Two nearby galaxies peek out through the dust

NASA’s Wide-field Infrared Survey Explorer, or WISE, only launched a couple of months ago, and has already done spectacular work. Gulping down huge tracts of sky every day, it has already discovered over 2000 asteroids – not seen, but actually discovered – including several that pass near the Earth (none on track to hit us, happily). It’s discovered four comets, too, and by the end of the mission in a few months will see far more.

But since it’s a survey instrument, and it sees in the far infrared, the views it gets are nothing short of spectacular! Like this one:

[Click to embiggen, or grab this ginormous 11,000x4000 TIF].

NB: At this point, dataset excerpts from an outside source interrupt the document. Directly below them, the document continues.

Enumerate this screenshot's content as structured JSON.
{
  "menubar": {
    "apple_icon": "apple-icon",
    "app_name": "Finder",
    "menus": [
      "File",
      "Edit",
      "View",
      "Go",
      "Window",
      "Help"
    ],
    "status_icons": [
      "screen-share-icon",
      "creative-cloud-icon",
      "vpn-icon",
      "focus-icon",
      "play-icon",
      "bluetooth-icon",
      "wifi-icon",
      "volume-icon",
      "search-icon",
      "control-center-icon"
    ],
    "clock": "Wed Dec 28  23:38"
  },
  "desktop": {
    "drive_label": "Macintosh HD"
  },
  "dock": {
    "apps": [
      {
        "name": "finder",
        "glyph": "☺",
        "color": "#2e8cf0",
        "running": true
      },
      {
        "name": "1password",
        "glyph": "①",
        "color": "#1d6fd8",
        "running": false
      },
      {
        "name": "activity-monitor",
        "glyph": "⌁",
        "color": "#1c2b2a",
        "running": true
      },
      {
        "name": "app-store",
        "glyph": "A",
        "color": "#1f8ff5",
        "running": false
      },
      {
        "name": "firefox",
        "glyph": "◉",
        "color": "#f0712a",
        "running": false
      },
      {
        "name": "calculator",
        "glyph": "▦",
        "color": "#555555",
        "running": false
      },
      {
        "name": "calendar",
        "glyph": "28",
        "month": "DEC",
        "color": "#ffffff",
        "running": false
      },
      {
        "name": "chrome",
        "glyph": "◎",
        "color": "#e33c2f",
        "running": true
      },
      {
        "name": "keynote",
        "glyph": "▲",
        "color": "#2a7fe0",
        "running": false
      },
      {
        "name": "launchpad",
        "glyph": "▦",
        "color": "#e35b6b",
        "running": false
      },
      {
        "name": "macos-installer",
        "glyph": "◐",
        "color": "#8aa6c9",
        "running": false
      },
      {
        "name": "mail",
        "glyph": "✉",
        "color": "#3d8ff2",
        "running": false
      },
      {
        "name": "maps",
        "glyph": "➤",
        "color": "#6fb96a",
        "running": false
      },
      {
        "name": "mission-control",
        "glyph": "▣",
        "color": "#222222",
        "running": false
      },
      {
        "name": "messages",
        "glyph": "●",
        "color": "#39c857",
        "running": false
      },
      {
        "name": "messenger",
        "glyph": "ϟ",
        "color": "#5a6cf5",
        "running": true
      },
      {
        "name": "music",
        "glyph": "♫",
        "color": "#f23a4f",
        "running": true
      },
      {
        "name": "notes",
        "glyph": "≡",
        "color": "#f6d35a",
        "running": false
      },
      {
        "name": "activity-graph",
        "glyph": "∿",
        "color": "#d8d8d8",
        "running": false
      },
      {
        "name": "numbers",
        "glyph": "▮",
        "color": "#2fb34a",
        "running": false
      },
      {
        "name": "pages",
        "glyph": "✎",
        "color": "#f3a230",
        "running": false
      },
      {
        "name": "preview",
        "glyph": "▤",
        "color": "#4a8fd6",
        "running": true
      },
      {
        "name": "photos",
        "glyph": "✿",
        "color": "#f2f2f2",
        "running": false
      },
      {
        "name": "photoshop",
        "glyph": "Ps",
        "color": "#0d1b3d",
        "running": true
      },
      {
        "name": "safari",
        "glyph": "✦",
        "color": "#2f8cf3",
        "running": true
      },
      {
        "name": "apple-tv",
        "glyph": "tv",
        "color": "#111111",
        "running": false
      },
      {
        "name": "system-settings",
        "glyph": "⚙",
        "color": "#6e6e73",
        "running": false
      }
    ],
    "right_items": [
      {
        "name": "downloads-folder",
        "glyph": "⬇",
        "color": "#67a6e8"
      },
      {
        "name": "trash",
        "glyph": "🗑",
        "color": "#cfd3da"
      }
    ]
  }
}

There is a lot to see here! First, the colors: all of this is far infrared, with blue being the IR wavelengths of 3.4 and 4.6 microns combined (5 and 6.5 times the wavelength the human eye sees), green is 12 microns, and red 22. Green is dominated by warm dust and big organic molecules called polycyclic aromatic hydrocarbons.

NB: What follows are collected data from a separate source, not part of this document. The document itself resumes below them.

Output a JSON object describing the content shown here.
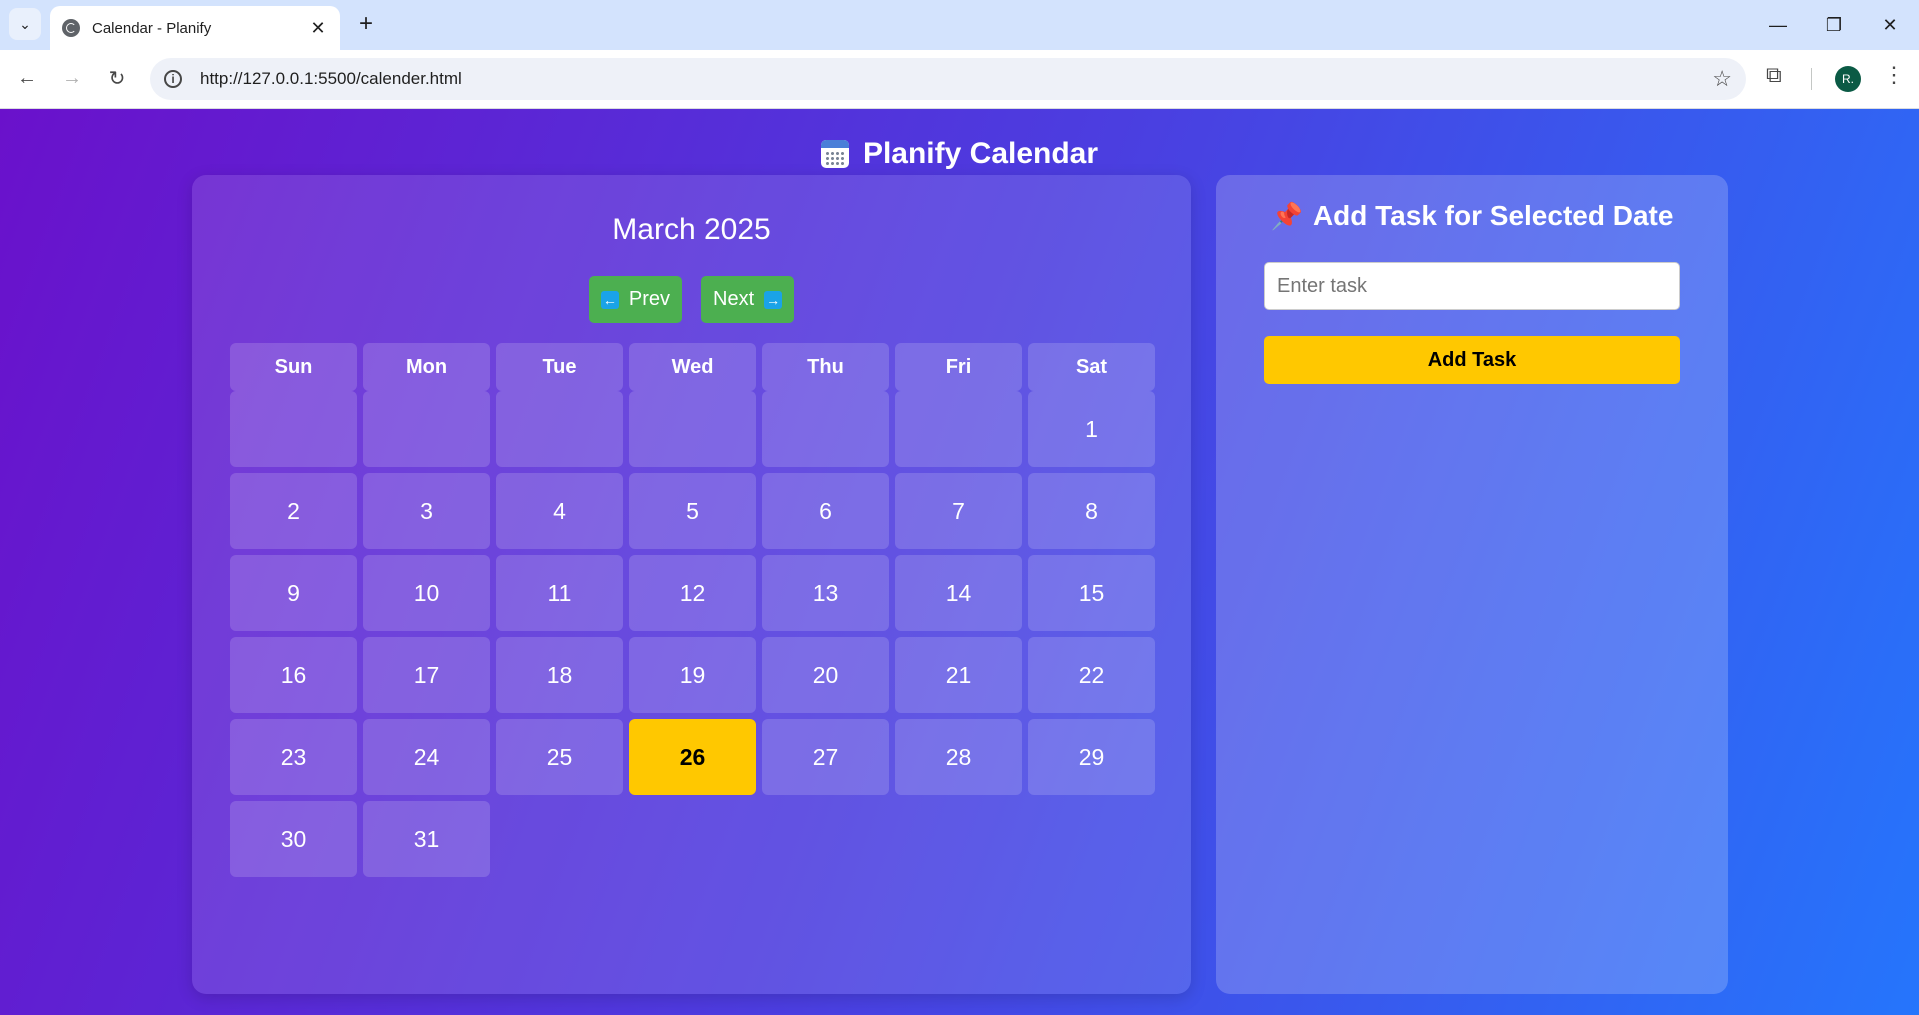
{
  "browser": {
    "tab_title": "Calendar - Planify",
    "url": "http://127.0.0.1:5500/calender.html",
    "profile_initial": "R."
  },
  "page": {
    "title": "Planify Calendar"
  },
  "calendar": {
    "month_label": "March 2025",
    "prev_label": "Prev",
    "next_label": "Next",
    "weekdays": [
      "Sun",
      "Mon",
      "Tue",
      "Wed",
      "Thu",
      "Fri",
      "Sat"
    ],
    "leading_blanks": 6,
    "days": [
      "1",
      "2",
      "3",
      "4",
      "5",
      "6",
      "7",
      "8",
      "9",
      "10",
      "11",
      "12",
      "13",
      "14",
      "15",
      "16",
      "17",
      "18",
      "19",
      "20",
      "21",
      "22",
      "23",
      "24",
      "25",
      "26",
      "27",
      "28",
      "29",
      "30",
      "31"
    ],
    "selected_day": "26",
    "selected_color": "#ffc800"
  },
  "task_panel": {
    "title": "Add Task for Selected Date",
    "input_placeholder": "Enter task",
    "input_value": "",
    "add_button_label": "Add Task"
  }
}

The glowing gassy stuff is part of the Heart Nebula, which I’ve posted about before (guess what date). But take a look a bit to the left of all that gas, and look much, much farther in distance…

Those are two galaxies, called Maffei 1 and 2. Both are actually quite close to the Milky Way, only about 10 million light years away. They’re big galaxies, and really should be among the brightest galaxies in the sky. Yet chances are you’ve never heard of them! That’s because this area of the sky is loaded with dust in our galaxy, which absorbs visible light. Another incredibly beautiful galaxy, IC 342, is also part of that group, but is hard to see in visible light as well.

Maffei 1 is right and below center, and Maffei 2 is the barred spiral one above it. For comparison, this image here is about twice the diameter of the Moon on the sky. WISE has a huge field of view, so it doesn’t get high-res images of galaxies, but it more than makes up for it in breadth and depth. Observations like this will help astronomers map the dusty content of nearby galaxies, and even get a handle on how much dust is in much more distant galaxies, though the maps won’t be quite as detailed. Still, more information is always good, and getting to study galaxies – and nebulae, and planets, and comets, and asteroids, and and and – in the far infrared will help our understanding of all these objects far better.

As an aside, I learned of this image on my pal Amy Mainzer’s WISE blog. She’s a bigwig with WISE, and when she has time away from doing nonstop firehose science she writes up fun stuff about this new and extremely cool spacecraft. That’s definitely one you want to drop into your RSS feed reader!